Geçtiğimiz günlerde Hewler’de gün ortası sokakta dövülen Güney Kürdistanlı aydınlardan Ferhat Pirbal olayına da tepki gösteren Dreyi, “zindana atma ve sokak ortasında dövmenin ortak mesajı seni teslim alacağım demektir” diye konuştu.

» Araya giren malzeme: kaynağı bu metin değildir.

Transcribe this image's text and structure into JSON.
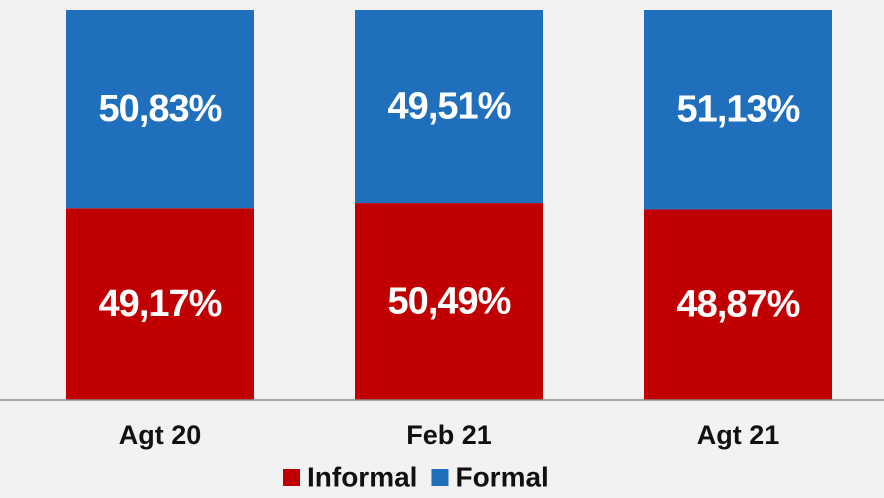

Süleymaniye üniversitesi öğretim görevlisi ve psikolog Şirin Dreyi, son olarak şunları belirtti: “Egemen iktidarlar toplumu teslim almak için her şeyi yapıyorlar. Zindana atmakla, Ferhat Pirbal’ı sokak ortasında gün ortası herkesin gözü önünde dövmek irade kırmak, teslim almak amaçlıdır. İnsanların iradeleri kırılmak, kendilerine güven olguları ortadan kaldırılmak isteniyor. İnsanları ruhsal ve psikolojik olarak teslim almanın açık yöntemidir bu. Birey bu şekilde güven olgusunu yitirdi mi baş eğer. Erdoğan insanları teslim almak için katlediyor, zindanlara atıp iradesini kırmak istiyor, güney Kürdistan’da da işte böyle gün ortası herkesin gözü önünde döverek iradesini kırmak suretiyle teslim alıyorlar. Sonuçta ikisi de aynı kapıya çıkar ve işte bu irade kırma, teslim almaya ancak hep birlikte karşı durarak boşa çıkarabiliriz.”